GRGR(30): You will want cause and effect.

David Morris fqmorris at hotmail.com
Thu Jul 6 10:02:41 CDT 2000


>From: "Dave Monroe"
>
>... well, if there's one thing I can say about Mannerism, it's that it 
>seems to be an even more slippery term than postmodernism.  Indeed, just 
>about anything I've ever read on the subject starts off by noting just how 
>contested, controversial, even, the term is.  Not only was is not used by 
>anyone involved, even those who do deploy it seem esp. concerned to 
>emphasize just how much of a critical, scholarly, academic construct it is.

http://sgwww.epfl.ch/berger/Jardin-noframe/manierisme_english.html

Mannerism is a very recent term. It was invented in 1965 by Mr. André 
Chastel, a great art historian and curator of the exhibition of what was 
called at the time the 2nd European Renaissance, organized at the Louvre 
Museum in Paris.

For centuries, when one spoke of the Renaissance, one referred to the era 
starting with Fra Angelico and ending with Michelangelo.
The intermediate period between the Renaissance and the Baroque period was 
called the 2nd Renaissance. It brought together artists such as Il Bronzino, 
Pontormo, Lotto, Laudini, Giambologna, Parmigiano and Vignola.

In general,these artists were completely ignored by the public. Even the 
curious public, knowledgeable and erudite, detested them. Time has passed. 
Idols fall, new values come into play. Raphael was ostracized and, today, is 
still rather badly viewed. Curiously enough, Il Bronzino, on the other hand, 
is the subject of research, books and far more numerous exhibitions.
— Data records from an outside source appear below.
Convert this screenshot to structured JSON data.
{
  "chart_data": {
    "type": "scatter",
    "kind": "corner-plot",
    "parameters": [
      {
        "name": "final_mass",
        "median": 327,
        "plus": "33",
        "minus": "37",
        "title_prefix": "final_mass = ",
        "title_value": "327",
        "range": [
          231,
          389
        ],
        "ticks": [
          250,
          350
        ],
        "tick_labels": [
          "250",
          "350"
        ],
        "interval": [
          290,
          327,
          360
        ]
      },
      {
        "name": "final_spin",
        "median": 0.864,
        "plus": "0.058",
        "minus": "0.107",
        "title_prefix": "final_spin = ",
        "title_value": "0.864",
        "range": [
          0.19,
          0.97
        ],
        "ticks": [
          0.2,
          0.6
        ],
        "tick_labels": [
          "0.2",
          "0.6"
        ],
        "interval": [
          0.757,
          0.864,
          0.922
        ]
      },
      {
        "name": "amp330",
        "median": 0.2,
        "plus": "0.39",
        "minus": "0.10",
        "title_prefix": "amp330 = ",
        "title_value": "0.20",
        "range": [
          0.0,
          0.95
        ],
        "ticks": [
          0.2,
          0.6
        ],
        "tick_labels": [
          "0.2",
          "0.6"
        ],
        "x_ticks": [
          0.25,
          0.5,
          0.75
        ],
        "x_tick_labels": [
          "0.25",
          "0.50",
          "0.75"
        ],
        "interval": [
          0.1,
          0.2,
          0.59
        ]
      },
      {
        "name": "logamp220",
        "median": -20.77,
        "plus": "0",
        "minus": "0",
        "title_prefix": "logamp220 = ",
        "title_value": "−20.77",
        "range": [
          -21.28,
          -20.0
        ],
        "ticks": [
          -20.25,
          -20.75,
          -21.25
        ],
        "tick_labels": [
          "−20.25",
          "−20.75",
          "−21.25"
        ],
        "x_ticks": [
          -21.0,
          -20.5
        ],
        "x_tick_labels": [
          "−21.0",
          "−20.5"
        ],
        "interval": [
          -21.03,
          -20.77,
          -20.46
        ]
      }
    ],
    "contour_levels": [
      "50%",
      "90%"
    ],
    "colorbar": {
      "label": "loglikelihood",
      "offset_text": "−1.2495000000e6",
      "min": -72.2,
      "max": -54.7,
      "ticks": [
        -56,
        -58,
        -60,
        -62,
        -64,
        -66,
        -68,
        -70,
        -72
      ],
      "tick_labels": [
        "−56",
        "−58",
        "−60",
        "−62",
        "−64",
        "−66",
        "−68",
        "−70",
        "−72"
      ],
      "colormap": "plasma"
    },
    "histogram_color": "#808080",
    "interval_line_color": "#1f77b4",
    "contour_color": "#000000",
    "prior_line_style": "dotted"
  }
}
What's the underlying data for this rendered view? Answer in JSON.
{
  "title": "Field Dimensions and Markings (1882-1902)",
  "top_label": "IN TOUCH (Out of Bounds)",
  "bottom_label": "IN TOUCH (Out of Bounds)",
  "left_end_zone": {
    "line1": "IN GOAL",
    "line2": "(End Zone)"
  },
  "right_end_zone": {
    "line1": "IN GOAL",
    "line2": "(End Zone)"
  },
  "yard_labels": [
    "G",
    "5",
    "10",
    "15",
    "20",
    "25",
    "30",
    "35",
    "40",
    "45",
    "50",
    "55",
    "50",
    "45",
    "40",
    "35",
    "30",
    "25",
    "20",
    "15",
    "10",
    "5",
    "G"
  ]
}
Mr. Chastel had the courage to organize this formidable exhibition in the 
Petit Palais, the Grand Palais and the Louvre simultaneously, bringing 
together what he was able to obtain from museums in the Netherlands, Italy, 
England and France. By means of this exhibition and a very thick catalogue, 
he was able to introduce Mannerism to the general public.

Why Mannerism?

When Da Vinci, Michelangelo and Raphael died, Italian society demanded that 
young artists immemorialize their forefathers' genius and glory by imitating 
their manners. An imitative style of their manners, from which came the name 
of Mannerists, which Mr. Chastel bestowed on these young painters who worked 
from 1530 until approximately 1610 and would only be supplanted by the birth 
of the Baroque period.

http://www.televisual.it/uffizi/manneris.html

The mannerist style became popular around 1520, and was over by about 1590. 
It was so named from the term "maniera" used by Vasari (1550) in a positive 
way to describe the most truly Renaissance style of art. Later in history 
this very productive period was looked down on, as being useless and 
characterized by a search for artificiality. It was only in the nineteenth 
century that Mannerism was revalued, and considered to be a very expressive 
style, the alteration of volume and space and the twisting of the figures 
giving a harmonious unity to the compositions. The movement began in Rome 
and Florence, respectively with the "Fire of Borgo" frescos (1514-17) by 
Raphael, at the Vatican Museum, and with the vestibule of the Laurenziana 
Library (from 1521 on) by Michelangelo. Architecture in the style includes 
the Uffizi Gallery itself, restructured by Vasari between 1560 and 1580; the 
courtyard of the Pitti Palace by Bartolomeo Ammannati (who, among other 
things, also did the sculpture of the "Neptune Fountain" in Piazza della 
Signoria); Villa Madama in Rome by Raphael and his pupil Giulio Romano, who 
also created the magnificent Palazzo Te in Mantua, decorating the interior 
with lovely frescos; the Marciana Library by Jacopo Sansovino in Venice, and 
Venete Villas by Andrea Palladio. As for sculpture, works to be remembered 
include "Perseus" by Benvenuto Cellini, a prestigious goldsmith, and the 
"Rape of the Sabines" by Giambologna in the Lanzi Loggia. There were 
numerous painters in the Mannerist style, such as Raphael, Michelangelo, 
Giulio Romano, all mentioned above, and Andrea del Sarto, Pontormo, Rosso 
Fiorentino, Parmigianino, Bronzino, Sebastiano del Piombo, Daniele da 
Volterra, Tintoretto, Veronese, Correggio and the spaniard El Greco.